If your current mortgage deal is coming to an end
Often, the best mortgage rates only last for a few years. If your current mortgage is a ‘discount’, ‘fixed rate’, or ‘tracker’ product, then chances are the rate you’ve got will only last for a certain amount of time.
When that great rate ends, your lender will transfer you to their ‘standard variable rate’ – the most basic mortgage product they have.
Since this rate is likely to be much higher than your previous rate, you can expect your payments to go up. This is a good time to start looking to remortgage to get a better rate.
If the value of your home has increased a lot
The value of some properties can increase significantly – even in just a few years. If this is the case for you, it’s worth looking at remortgaging, as it could mean your ‘loan to value’ (LTV) band has gone down.

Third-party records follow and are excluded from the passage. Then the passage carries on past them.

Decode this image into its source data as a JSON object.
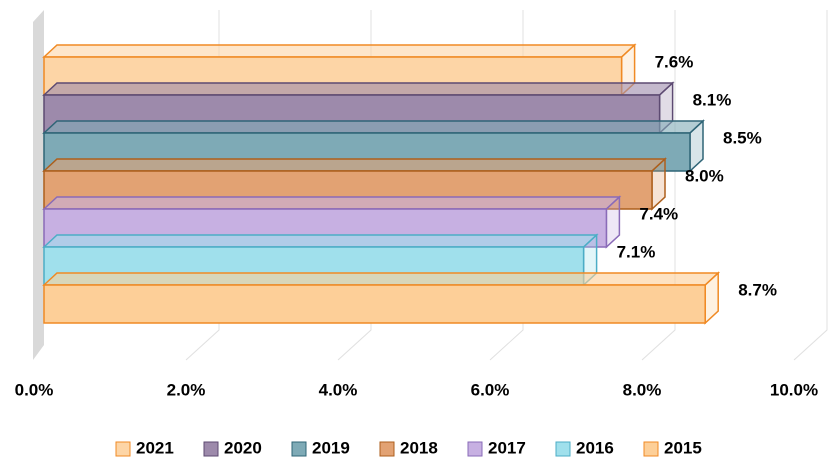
{
  "chart_data": {
    "type": "bar",
    "orientation": "horizontal",
    "series": [
      {
        "name": "2021",
        "color": "#fdd5a6",
        "edgecolor": "#f08a24",
        "values": [
          7.6
        ],
        "value_labels": [
          "7.6%"
        ]
      },
      {
        "name": "2020",
        "color": "#9d8aab",
        "edgecolor": "#5d4a72",
        "values": [
          8.1
        ],
        "value_labels": [
          "8.1%"
        ]
      },
      {
        "name": "2019",
        "color": "#7eaab6",
        "edgecolor": "#2f6577",
        "values": [
          8.5
        ],
        "value_labels": [
          "8.5%"
        ]
      },
      {
        "name": "2018",
        "color": "#e2a273",
        "edgecolor": "#ad5f1c",
        "values": [
          8.0
        ],
        "value_labels": [
          "8.0%"
        ]
      },
      {
        "name": "2017",
        "color": "#c7b0e2",
        "edgecolor": "#8a6bb8",
        "values": [
          7.4
        ],
        "value_labels": [
          "7.4%"
        ]
      },
      {
        "name": "2016",
        "color": "#a0e0ec",
        "edgecolor": "#4cadc6",
        "values": [
          7.1
        ],
        "value_labels": [
          "7.1%"
        ]
      },
      {
        "name": "2015",
        "color": "#fdcf98",
        "edgecolor": "#f08a24",
        "values": [
          8.7
        ],
        "value_labels": [
          "8.7%"
        ]
      }
    ],
    "xlim": [
      0,
      10
    ],
    "xticks": [
      {
        "value": 0,
        "label": "0.0%"
      },
      {
        "value": 2,
        "label": "2.0%"
      },
      {
        "value": 4,
        "label": "4.0%"
      },
      {
        "value": 6,
        "label": "6.0%"
      },
      {
        "value": 8,
        "label": "8.0%"
      },
      {
        "value": 10,
        "label": "10.0%"
      }
    ],
    "grid": true,
    "legend": "bottom"
  }
}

For example; if your house was worth £200,000 when you bought it and you took a £150,000 mortgage – you borrowed 75% of the value of your home.
If the house is now worth £300,000, then re-mortgaging for the same amount would only be 50% of the value of your home. The lower the LTV, the better rate you can expect.

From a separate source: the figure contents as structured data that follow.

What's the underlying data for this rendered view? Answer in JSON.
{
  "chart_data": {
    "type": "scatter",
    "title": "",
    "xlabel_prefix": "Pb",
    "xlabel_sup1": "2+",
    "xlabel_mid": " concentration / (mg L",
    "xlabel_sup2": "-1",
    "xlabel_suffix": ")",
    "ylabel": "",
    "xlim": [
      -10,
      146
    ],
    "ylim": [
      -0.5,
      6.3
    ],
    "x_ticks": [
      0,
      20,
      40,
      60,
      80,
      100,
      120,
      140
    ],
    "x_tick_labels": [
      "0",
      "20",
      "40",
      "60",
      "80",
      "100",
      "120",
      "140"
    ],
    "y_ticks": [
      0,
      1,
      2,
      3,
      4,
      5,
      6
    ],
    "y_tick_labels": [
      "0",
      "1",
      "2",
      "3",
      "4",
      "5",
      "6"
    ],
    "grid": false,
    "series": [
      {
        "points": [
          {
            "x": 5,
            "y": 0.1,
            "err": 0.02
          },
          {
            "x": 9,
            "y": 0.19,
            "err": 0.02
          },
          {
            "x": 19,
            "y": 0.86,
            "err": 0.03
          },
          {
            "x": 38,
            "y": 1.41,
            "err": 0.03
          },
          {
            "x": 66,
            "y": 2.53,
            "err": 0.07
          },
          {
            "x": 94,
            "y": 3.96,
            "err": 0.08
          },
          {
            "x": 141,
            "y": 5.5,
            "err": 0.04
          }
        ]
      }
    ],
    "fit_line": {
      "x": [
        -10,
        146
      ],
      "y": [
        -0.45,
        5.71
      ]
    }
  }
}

When is remortgaging your home not such a good idea?
If your mortgage has large early repayment fees
Many mortgage products require you to pay large fees if you wrap the mortgage up earlier than planned – which is exactly what you’re doing when you remortgage.
If these fees are significant, it can actually often mean you’re worse off, even if you’re reducing your repayment.

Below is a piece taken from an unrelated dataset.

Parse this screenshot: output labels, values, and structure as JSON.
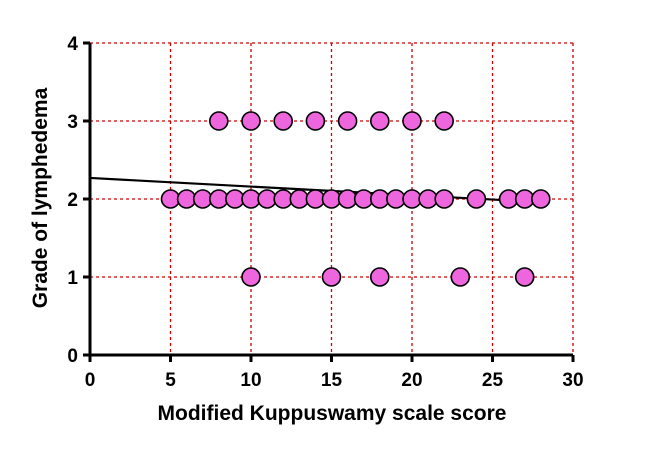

Your lender should have a remortgages calculator that will help you decide if the combination of fees and new interest rates will work for you.
If you have very little equity in your home
If you’re hoping to remortgage more than 90% of the value of your home when you remortgage, you might struggle to find a good deal.
This could be because you already have a large mortgage – but it could also be because the value of your home has dropped since you took your first mortgage out.
If your personal or financial circumstances have recently changed
If you’ve had a life change that’s altered your financial circumstances, you might find that the interest rates you’re offered aren’t as attractive.
This could be that you’ve run into money problems elsewhere, you’ve become self-employed, or even had a change in your relationship status.
Does remortgaging your home affect your credit rating?
A mortgage or remortgage is a large financial commitment – so you can almost certainly expect to be credit checked when you go through the full mortgage/re-mortgage application process.
Some lenders will conduct what is known as a ‘hard search’ on your credit file. This is a detailed look at your credit report and score to decide the level of risk you pose.
The lower the risk, the better deal or interest rate you can expect to be offered.
You might end up with temporary credit score problems if you have a few different hard searches carried out in a short period of time.
This raises questions with a lender – effectively; “Why is this person applying for so many remortgage products?”
Lots of applications will make the lender think you’re desperate or too much of a risk for other remortgage companies to take you on – and they might decline you too.
Successfully getting a remortgage from your first application will not affect your credit rating. If you do find you’re declined, the hard search will only stay on your credit file for 12 months.